L'autre dérivé de régir, RÉGISSEUR, EUSE n., apparaît au XVIIIe s., d'abord avec le sens administratif de « personne qui gère par commission et a charge de rendre compte » (1724), disparu avec l'Ancien Régime. Depuis 1732, le mot s'emploie pour désigner la personne qui administre, gère une propriété, rarement employé au féminin régisseuse. Depuis le XIXe s., il s'emploie comme régie dans l'administration des spectacles, désignant la personne qui organise matériellement une représentation (1831) et, par analogie, dans un studio de cinéma ou de télévision, le tournage (XXe s.). Sous l'influence de l'allemand, il est parfois pris (1912) comme synonyme de metteur en scène, mais cette expression, au cinéma comme au théâtre, a en général évincé régisseur.
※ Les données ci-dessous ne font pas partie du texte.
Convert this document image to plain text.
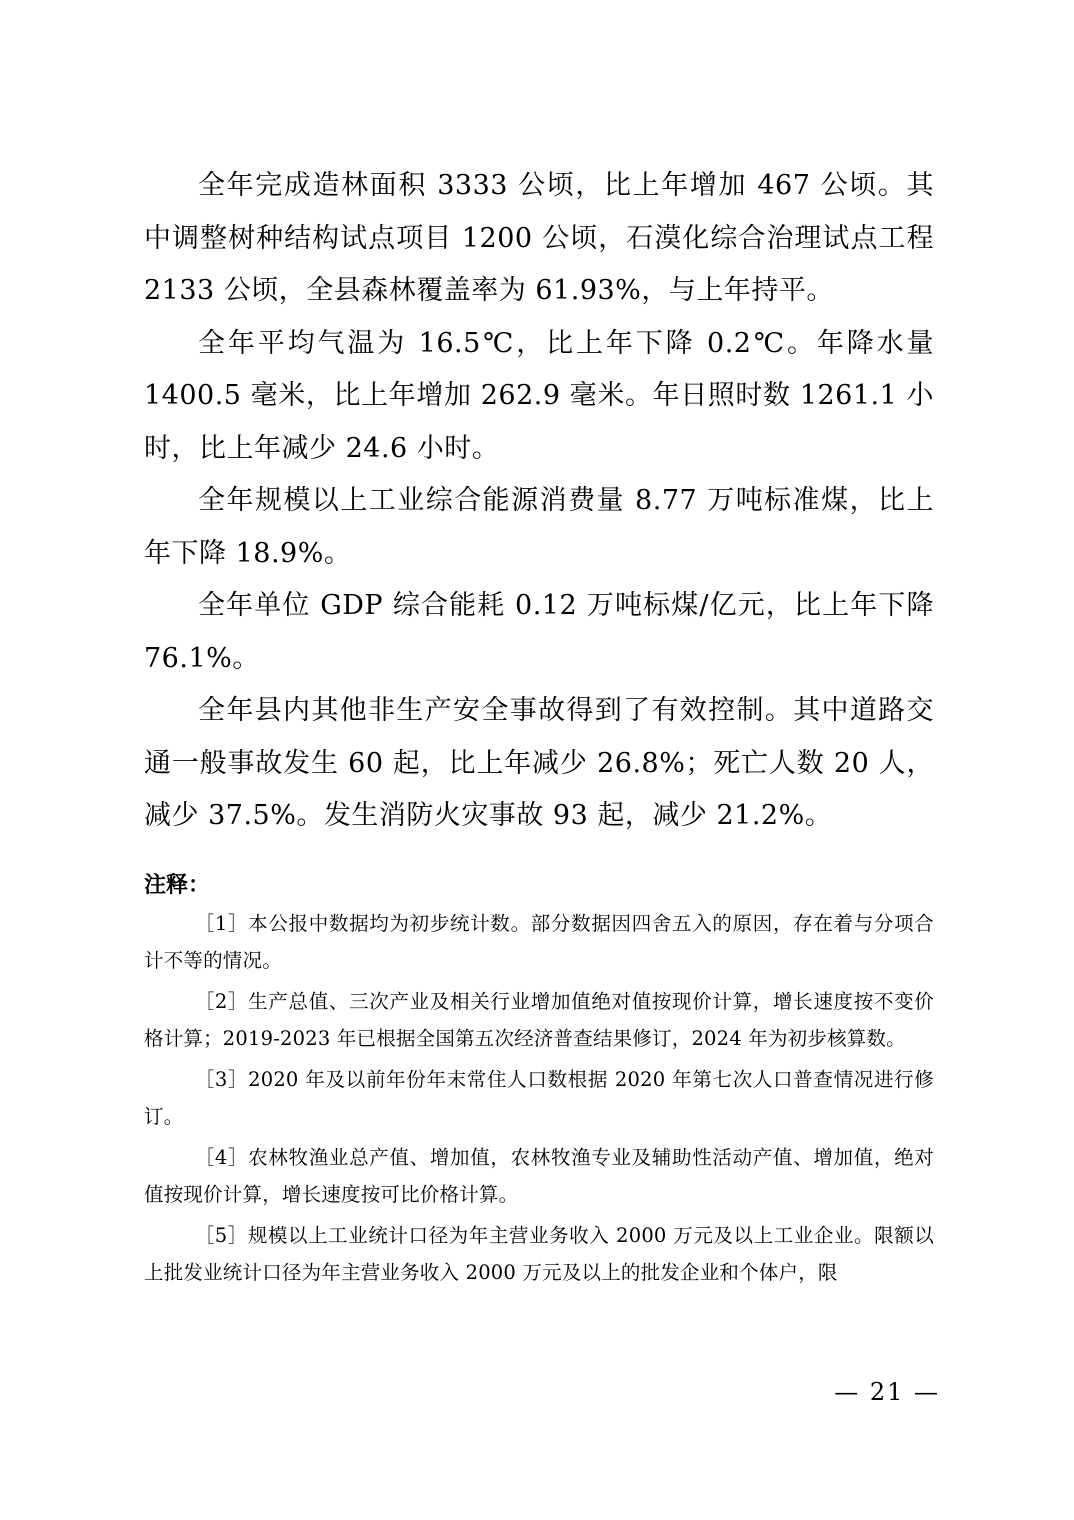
全年完成造林面积 3333 公顷，比上年增加 467 公顷。其中调整树种结构试点项目 1200 公顷，石漠化综合治理试点工程 2133 公顷，全县森林覆盖率为 61.93%，与上年持平。

全年平均气温为 16.5℃，比上年下降 0.2℃。年降水量 1400.5 毫米，比上年增加 262.9 毫米。年日照时数 1261.1 小时，比上年减少 24.6 小时。

全年规模以上工业综合能源消费量 8.77 万吨标准煤，比上年下降 18.9%。

全年单位 GDP 综合能耗 0.12 万吨标煤/亿元，比上年下降 76.1%。

全年县内其他非生产安全事故得到了有效控制。其中道路交通一般事故发生 60 起，比上年减少 26.8%；死亡人数 20 人，减少 37.5%。发生消防火灾事故 93 起，减少 21.2%。

注释：

［1］本公报中数据均为初步统计数。部分数据因四舍五入的原因，存在着与分项合计不等的情况。

［2］生产总值、三次产业及相关行业增加值绝对值按现价计算，增长速度按不变价格计算；2019-2023 年已根据全国第五次经济普查结果修订，2024 年为初步核算数。

［3］2020 年及以前年份年末常住人口数根据 2020 年第七次人口普查情况进行修订。

［4］农林牧渔业总产值、增加值，农林牧渔专业及辅助性活动产值、增加值，绝对值按现价计算，增长速度按可比价格计算。

［5］规模以上工业统计口径为年主营业务收入 2000 万元及以上工业企业。限额以上批发业统计口径为年主营业务收入 2000 万元及以上的批发企业和个体户，限

— 21 —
■  En droit, il désigne, d'abord employé seul (1845), puis au XXe s. dans régisseur d'avances (1964), l'agent d'une administration qui peut engager de menues dépenses sans avoir à fournir aux comptables de justification immédiate.
❏ voir RÉGENT, RÉGIME, RÉGION.
+ REGISTRE n. m. est l'adaptation (XIIIe s.), sous l'influence d'epistre, ancienne forme d'épître*, de l'ancien français regeste (v. 1155), regestre (v. 1265) « récit, histoire ». Ce mot rare a été repris au XIXe s. (1870, Littré) par les historiens médiévistes pour désigner le répertoire chronologique enregistrant les actes issus des pouvoirs publics ou intervenus entre des particuliers. Il est emprunté au bas latin regesta « répertoire, catalogue », féminin singulier issu du neutre pluriel substantivé de regestus, participe passé passif du verbe regerere « porter en arrière », « porter ailleurs », « reporter », d'où « transcrire, consigner ». Le verbe est formé de re- (→ re-) marquant le mouvement en arrière, et gerere « porter » (→ gérer). La prononciation regître était usuelle au XVIIe s., sous l'influence de la forme moderne d'épître.
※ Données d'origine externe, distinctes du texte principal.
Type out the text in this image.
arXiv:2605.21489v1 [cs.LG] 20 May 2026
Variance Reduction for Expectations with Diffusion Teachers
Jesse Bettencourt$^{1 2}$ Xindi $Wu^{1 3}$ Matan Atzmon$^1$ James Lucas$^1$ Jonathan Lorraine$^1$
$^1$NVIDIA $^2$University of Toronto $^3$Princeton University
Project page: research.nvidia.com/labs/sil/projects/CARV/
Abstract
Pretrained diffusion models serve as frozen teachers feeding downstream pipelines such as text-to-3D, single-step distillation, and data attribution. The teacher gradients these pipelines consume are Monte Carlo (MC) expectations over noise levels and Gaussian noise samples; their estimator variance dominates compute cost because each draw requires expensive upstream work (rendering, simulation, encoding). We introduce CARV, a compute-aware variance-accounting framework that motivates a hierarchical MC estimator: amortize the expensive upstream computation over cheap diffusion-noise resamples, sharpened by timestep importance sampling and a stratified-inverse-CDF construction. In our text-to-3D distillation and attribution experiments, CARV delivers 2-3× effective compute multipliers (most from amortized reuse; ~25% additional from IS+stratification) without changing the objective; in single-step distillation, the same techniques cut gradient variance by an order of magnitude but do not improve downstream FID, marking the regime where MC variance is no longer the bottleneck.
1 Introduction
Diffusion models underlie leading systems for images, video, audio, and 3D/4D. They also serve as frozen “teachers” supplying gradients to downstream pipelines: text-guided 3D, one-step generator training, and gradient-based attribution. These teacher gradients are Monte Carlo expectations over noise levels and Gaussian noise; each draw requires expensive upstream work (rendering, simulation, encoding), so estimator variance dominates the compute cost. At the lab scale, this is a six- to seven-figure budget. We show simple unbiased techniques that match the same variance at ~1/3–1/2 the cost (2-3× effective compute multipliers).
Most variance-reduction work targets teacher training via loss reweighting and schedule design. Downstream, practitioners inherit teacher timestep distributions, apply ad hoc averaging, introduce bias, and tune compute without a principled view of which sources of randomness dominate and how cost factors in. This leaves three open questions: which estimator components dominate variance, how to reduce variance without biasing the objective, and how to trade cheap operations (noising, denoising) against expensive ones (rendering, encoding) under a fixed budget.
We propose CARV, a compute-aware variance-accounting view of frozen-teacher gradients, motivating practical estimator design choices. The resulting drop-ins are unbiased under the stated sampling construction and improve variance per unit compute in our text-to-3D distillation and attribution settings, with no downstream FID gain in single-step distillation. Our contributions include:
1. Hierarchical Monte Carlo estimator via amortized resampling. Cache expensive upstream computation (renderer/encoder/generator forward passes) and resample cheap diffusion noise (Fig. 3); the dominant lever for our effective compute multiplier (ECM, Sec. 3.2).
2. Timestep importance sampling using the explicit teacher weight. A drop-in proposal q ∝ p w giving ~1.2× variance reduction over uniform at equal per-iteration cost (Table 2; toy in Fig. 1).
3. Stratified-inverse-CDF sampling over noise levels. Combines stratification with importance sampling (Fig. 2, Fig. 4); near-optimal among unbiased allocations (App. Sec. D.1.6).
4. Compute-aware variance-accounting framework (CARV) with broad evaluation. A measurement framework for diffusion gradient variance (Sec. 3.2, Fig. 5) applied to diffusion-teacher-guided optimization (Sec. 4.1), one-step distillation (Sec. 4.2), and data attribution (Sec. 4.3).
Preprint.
❏  Le mot désigne le cahier sur lequel on peut noter des faits, noms et dates pour en garder le souvenir, et spécialement un répertoire contenant des renseignements administratifs, juridiques, comptables, présentés d'une manière déterminée. Des emplois particuliers concernent l'enregistrement des naissances, décès, etc. dans les paroisses (1680) ; après la Révolution apparaissent registre d'état civil (1804), au XXe s. registre d'avoué (1936), registre du commerce, des métiers. ◆  Le mot a eu un sens figuré dans être sur les registres de qqn (1669), tenir registre (1636), avoir sur son registre (1875) « avoir en mémoire ». Par extension, il s'emploie à propos d'un compte rendu, d'un recueil. ◆  Il a développé en informatique le sens de « support d'information en cours de traitement dans un ordinateur » (v. 1965).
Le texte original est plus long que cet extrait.